The Obama administration took executive action Monday to fight the trend of corporations “abandoning their U.S. citizenship” using the “inversion” tactic. The move earned praise from a leading opponent of inversions, Citizens for Tax Fairness, which called the administration’s move “a very important first step in removing a major incentive for corporations … to avoid paying their fair share of taxes.”
Monday’s executive action mostly addresses companies that try to get out of paying taxes on hoards of cash they have already collected but are keeping outside of the U.S. in what are called controlled foreign corporations (CFCs) – non-U.S. subsidiaries. By “inverting” and becoming non-U.S. companies, they hope to never pay the taxes owed on that cash.
To address these the administration is putting new rules on strategies these companies use to try to dodge taxes on their non-U.S. CFC cash hoard.
1. New rules on “hopshotch” loans. Until now U.S. companies that have been hoarding cash in non-U.S. subsidiaries (to avoid taxes) could become non-U.S. companies themselves, then loan the money to the new non-U.S. parent company. Monday’s action says loans like these are taxable in the U.S. just as if the U.S. company had repatriated the money from a CFC.
2. New rules on “de-controlling.” After renouncing their U.S. citizenship, some companies have the new foreign parent buy enough stock to take over a CFC. Then the new foreign company accesses those deferred earnings without ever paying U.S. tax on them. Now the new foreign parent would be treated as owning stock in the former U.S. parent. The CFC would remain a CFC, subject to U.S. tax.
3. Limiting use of a “cash box.” This is counting “passive assets” to inflate the size of the new parent corporation. Currently the U.S. owners of the new company can’t have more than 80 percent of the company. (Right, a company that is 80 percent controlled by U.S. owners is “foreign.”) The administration is keeping the 80 percent rule but won’t let companies inflate assets to make it look as if they meet the 80 percent.
4. “Skinny down.” Similarly to the way companies inflate the value of foreign companies to meet the 20 percent foreign ownership rule, the U.S. company can’t deflate its value by handing out “extraordinary dividends.”
5. “Spinversions.” Some U.S. companies invert portions of themselves by transferring assets to a foreign entity, then spinning that subsidiary off to shareholders. They can’t do that now.
Even these simplified explanations are complicated. What it comes down to is there is a loophole in U.S. tax law that lets companies “defer” paying taxes on profits they make outside the U.S. The wave of inversions is just an attempt by these companies to avoid ever paying the taxes due on cash they are hoarding outside the country. This executive action cracks down on schemes to make it look like these companies are owned elsewhere and don’t owe taxes on that cash.

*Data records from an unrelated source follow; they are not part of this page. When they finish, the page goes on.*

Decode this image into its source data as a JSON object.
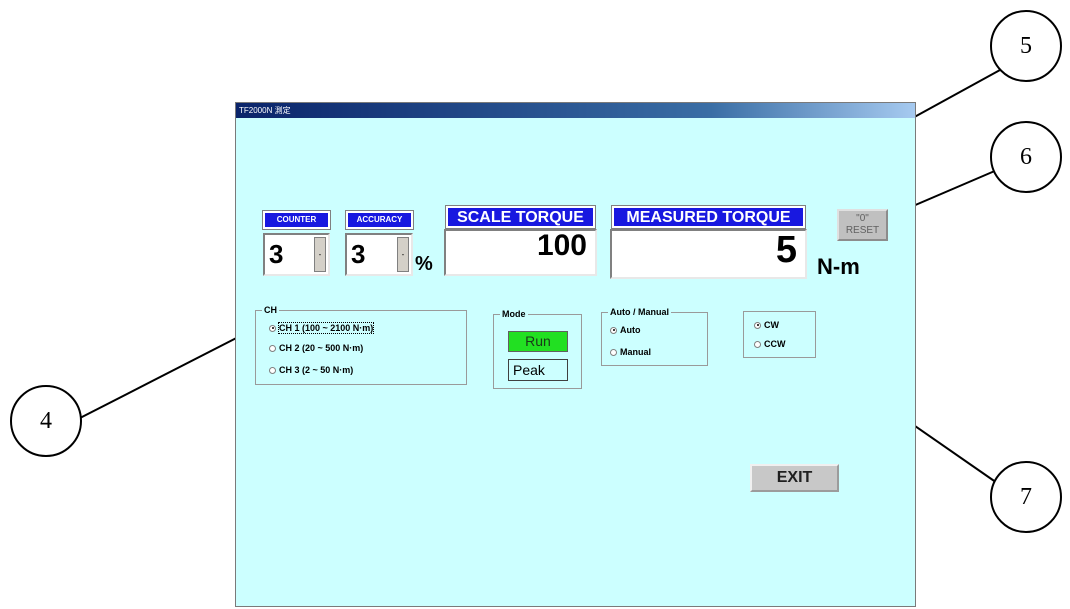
{
  "window": {
    "title": "TF2000N 測定"
  },
  "counter": {
    "label": "COUNTER",
    "value": "3",
    "spin_glyph": "-"
  },
  "accuracy": {
    "label": "ACCURACY",
    "value": "3",
    "spin_glyph": "-",
    "unit": "%"
  },
  "scale_torque": {
    "label": "SCALE TORQUE",
    "value": "100"
  },
  "measured_torque": {
    "label": "MEASURED TORQUE",
    "value": "5",
    "unit": "N-m"
  },
  "reset_button": {
    "label_line1": "\"0\"",
    "label_line2": "RESET"
  },
  "ch_group": {
    "title": "CH",
    "options": [
      {
        "label": "CH 1 (100 ~ 2100 N·m)",
        "selected": true
      },
      {
        "label": "CH 2 (20 ~ 500 N·m)",
        "selected": false
      },
      {
        "label": "CH 3 (2 ~ 50 N·m)",
        "selected": false
      }
    ]
  },
  "mode_group": {
    "title": "Mode",
    "run_label": "Run",
    "peak_label": "Peak"
  },
  "auto_manual_group": {
    "title": "Auto / Manual",
    "options": [
      {
        "label": "Auto",
        "selected": true
      },
      {
        "label": "Manual",
        "selected": false
      }
    ]
  },
  "direction_group": {
    "options": [
      {
        "label": "CW",
        "selected": true
      },
      {
        "label": "CCW",
        "selected": false
      }
    ]
  },
  "exit_button": {
    "label": "EXIT"
  },
  "callouts": [
    "4",
    "5",
    "6",
    "7"
  ],
  "colors": {
    "window_bg": "#ccffff",
    "label_bg": "#1818e0",
    "run_green": "#22e022"
  }
}
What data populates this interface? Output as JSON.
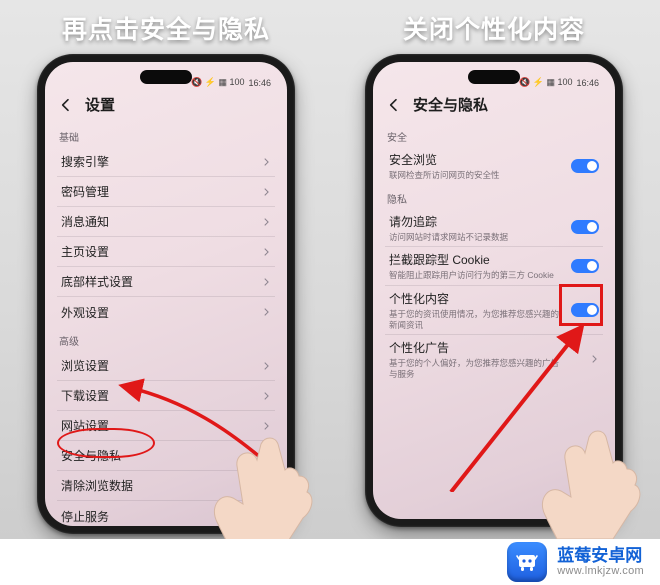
{
  "statusbar": {
    "time": "16:46",
    "icons": "🔇 ⚡ ▦ 100"
  },
  "leftPanel": {
    "instruction": "再点击安全与隐私",
    "title": "设置",
    "sections": [
      {
        "label": "基础",
        "rows": [
          {
            "label": "搜索引擎"
          },
          {
            "label": "密码管理"
          },
          {
            "label": "消息通知"
          },
          {
            "label": "主页设置"
          },
          {
            "label": "底部样式设置"
          },
          {
            "label": "外观设置"
          }
        ]
      },
      {
        "label": "高级",
        "rows": [
          {
            "label": "浏览设置"
          },
          {
            "label": "下载设置"
          },
          {
            "label": "网站设置"
          },
          {
            "label": "安全与隐私"
          },
          {
            "label": "清除浏览数据"
          },
          {
            "label": "停止服务"
          }
        ]
      }
    ]
  },
  "rightPanel": {
    "instruction": "关闭个性化内容",
    "title": "安全与隐私",
    "sections": [
      {
        "label": "安全",
        "rows": [
          {
            "label": "安全浏览",
            "sub": "联网检查所访问网页的安全性",
            "control": "toggle"
          }
        ]
      },
      {
        "label": "隐私",
        "rows": [
          {
            "label": "请勿追踪",
            "sub": "访问网站时请求网站不记录数据",
            "control": "toggle"
          },
          {
            "label": "拦截跟踪型 Cookie",
            "sub": "智能阻止跟踪用户访问行为的第三方 Cookie",
            "control": "toggle"
          },
          {
            "label": "个性化内容",
            "sub": "基于您的资讯使用情况，为您推荐您感兴趣的新闻资讯",
            "control": "toggle"
          },
          {
            "label": "个性化广告",
            "sub": "基于您的个人偏好，为您推荐您感兴趣的广告与服务",
            "control": "chevron"
          }
        ]
      }
    ]
  },
  "footer": {
    "title": "蓝莓安卓网",
    "url": "www.lmkjzw.com"
  }
}
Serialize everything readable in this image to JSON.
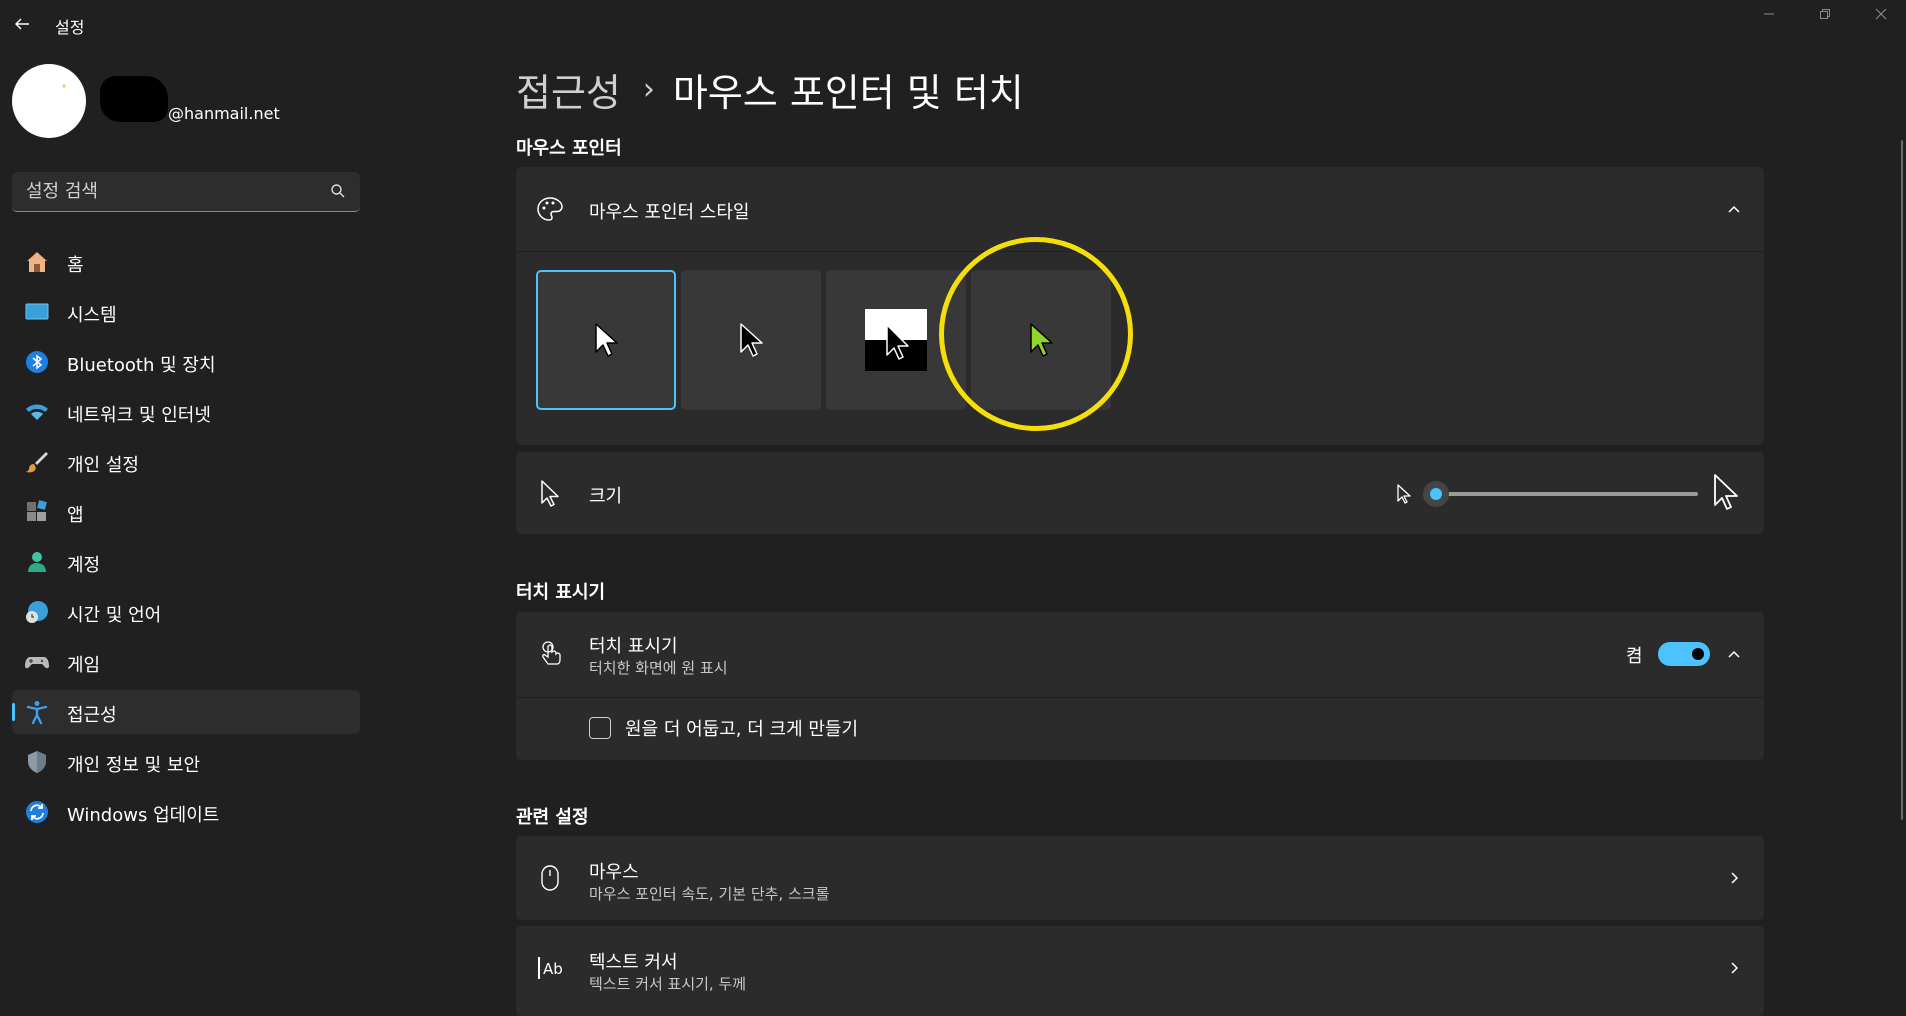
{
  "titlebar": {
    "app_title": "설정"
  },
  "profile": {
    "email": "@hanmail.net"
  },
  "search": {
    "placeholder": "설정 검색"
  },
  "sidebar": {
    "items": [
      {
        "label": "홈",
        "icon": "home-icon"
      },
      {
        "label": "시스템",
        "icon": "system-icon"
      },
      {
        "label": "Bluetooth 및 장치",
        "icon": "bluetooth-icon"
      },
      {
        "label": "네트워크 및 인터넷",
        "icon": "wifi-icon"
      },
      {
        "label": "개인 설정",
        "icon": "brush-icon"
      },
      {
        "label": "앱",
        "icon": "apps-icon"
      },
      {
        "label": "계정",
        "icon": "account-icon"
      },
      {
        "label": "시간 및 언어",
        "icon": "globe-clock-icon"
      },
      {
        "label": "게임",
        "icon": "gamepad-icon"
      },
      {
        "label": "접근성",
        "icon": "accessibility-icon",
        "selected": true
      },
      {
        "label": "개인 정보 및 보안",
        "icon": "shield-icon"
      },
      {
        "label": "Windows 업데이트",
        "icon": "update-icon"
      }
    ]
  },
  "breadcrumb": {
    "parent": "접근성",
    "separator": "›",
    "current": "마우스 포인터 및 터치"
  },
  "mouse_pointer": {
    "section_title": "마우스 포인터",
    "style_card_title": "마우스 포인터 스타일",
    "styles": [
      {
        "name": "white",
        "selected": true
      },
      {
        "name": "black",
        "selected": false
      },
      {
        "name": "inverted",
        "selected": false
      },
      {
        "name": "custom-green",
        "selected": false
      }
    ],
    "size_label": "크기",
    "size_value": 0
  },
  "touch": {
    "section_title": "터치 표시기",
    "card_title": "터치 표시기",
    "card_subtitle": "터치한 화면에 원 표시",
    "toggle_label": "켬",
    "toggle_on": true,
    "checkbox_label": "원을 더 어둡고, 더 크게 만들기",
    "checkbox_checked": false
  },
  "related": {
    "section_title": "관련 설정",
    "items": [
      {
        "title": "마우스",
        "subtitle": "마우스 포인터 속도, 기본 단추, 스크롤",
        "icon": "mouse-icon"
      },
      {
        "title": "텍스트 커서",
        "subtitle": "텍스트 커서 표시기, 두께",
        "icon": "text-cursor-icon"
      }
    ]
  },
  "colors": {
    "accent": "#4cc2ff",
    "highlight_circle": "#f4df0b",
    "background": "#202020",
    "card": "#2b2b2b"
  }
}
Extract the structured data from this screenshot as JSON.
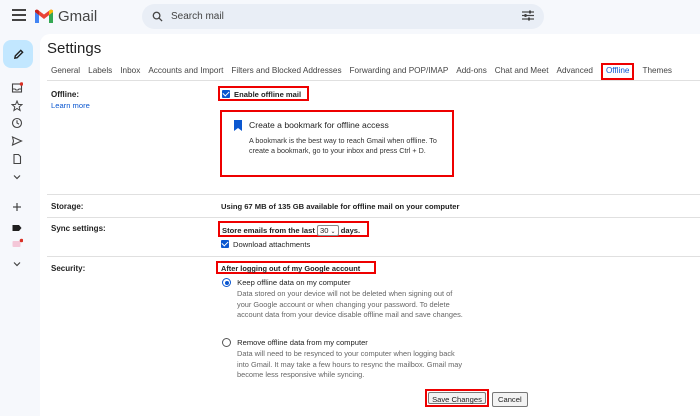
{
  "app": {
    "name": "Gmail"
  },
  "search": {
    "placeholder": "Search mail"
  },
  "page": {
    "title": "Settings"
  },
  "tabs": [
    "General",
    "Labels",
    "Inbox",
    "Accounts and Import",
    "Filters and Blocked Addresses",
    "Forwarding and POP/IMAP",
    "Add-ons",
    "Chat and Meet",
    "Advanced",
    "Offline",
    "Themes"
  ],
  "offline": {
    "label": "Offline:",
    "learn_more": "Learn more",
    "enable_label": "Enable offline mail",
    "bookmark_title": "Create a bookmark for offline access",
    "bookmark_body": "A bookmark is the best way to reach Gmail when offline. To create a bookmark, go to your inbox and press Ctrl + D."
  },
  "storage": {
    "label": "Storage:",
    "text": "Using 67 MB of 135 GB available for offline mail on your computer"
  },
  "sync": {
    "label": "Sync settings:",
    "prefix": "Store emails from the last",
    "days_value": "30",
    "suffix": "days.",
    "download_label": "Download attachments"
  },
  "security": {
    "label": "Security:",
    "heading": "After logging out of my Google account",
    "keep_label": "Keep offline data on my computer",
    "keep_desc": "Data stored on your device will not be deleted when signing out of your Google account or when changing your password. To delete account data from your device disable offline mail and save changes.",
    "remove_label": "Remove offline data from my computer",
    "remove_desc": "Data will need to be resynced to your computer when logging back into Gmail. It may take a few hours to resync the mailbox. Gmail may become less responsive while syncing."
  },
  "actions": {
    "save": "Save Changes",
    "cancel": "Cancel"
  },
  "colors": {
    "accent": "#0b57d0",
    "highlight": "#e00000",
    "compose_bg": "#c2e7ff",
    "page_bg": "#f6f8fc"
  }
}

Inversions and Demands for “Tax Reform” – Extortion Plain and Simple
Corporate taxes used to be 46 percent. The corporations played an extortion game, saying lower our taxes or we’ll move out of the U.S. This is what they mean when they say the rates are not “competitive.” They mean other countries are offering us a better tax deal.
The U.S. gave in, “reformed” the tax rate and lowered corporate taxes to 35 percent. Then the corporations went from country to country, playing the same extortion game. One by one these countries gave in to the extortion and lowered tax rates.
So now they’re back, saying that our tax rates are not “competitive” and threatening to leave the country if we don’t lower their taxes. (In reality many of the current inversions are not about “competitive” tax rates at all; that’s just a propaganda point in this extortion game. They are about accessing offshore cash hoards without ever paying the taxes due.)
This is a race to the bottom. After their taxes are zero they will play the same extortion game demanding subsidies and other giveaways. This is what they are doing now, pitting states and cities against each other. “Give us a tax break and we’ll build the plant here.” “Give us a tax subsidy and we’ll move from that high-tax state.”
Republicans are Playing their Part
There is a bill in front of Congress that would stop inversions. Sen. Carl Levin (D-Mich.) has introduced the Stop Corporate Inversions Act of 2014 and Rep. Sander Levin (D-Mich.) has introduced a companion bill in the House.
But if Congress outlawed inversions, the giant corporations would lose the hammer they are holding over our heads in their extortion scheme. So of course Republicans are obstructing efforts to fix the problem, demanding instead that we give in to the extortion.
House Speaker John Boehner’s spokesman blasted the administration’s executive order, saying, “Under President Obama, the United States has the highest corporate tax rate in the developed world. The answer is to simplify and reform our broken tax code to bring jobs home.”
Utah Republican Sen. Orrin Hatch said pretty much the same thing, “America’s tax system is broken to the point that it’s putting our nation at a competitive disadvantage around the globe. That Treasury has opted to move forward with guidance to curb the recent uptick in corporate inversions only further underscores this monumental challenge.”
Frank Clemente at Citizens for Tax Fairness says the “administration’s initiative provides an incentive for Congress to act rather than to continue to avoid action.” Taking action, he adds, “should be a top priority when Congress returns during the lame-duck session.”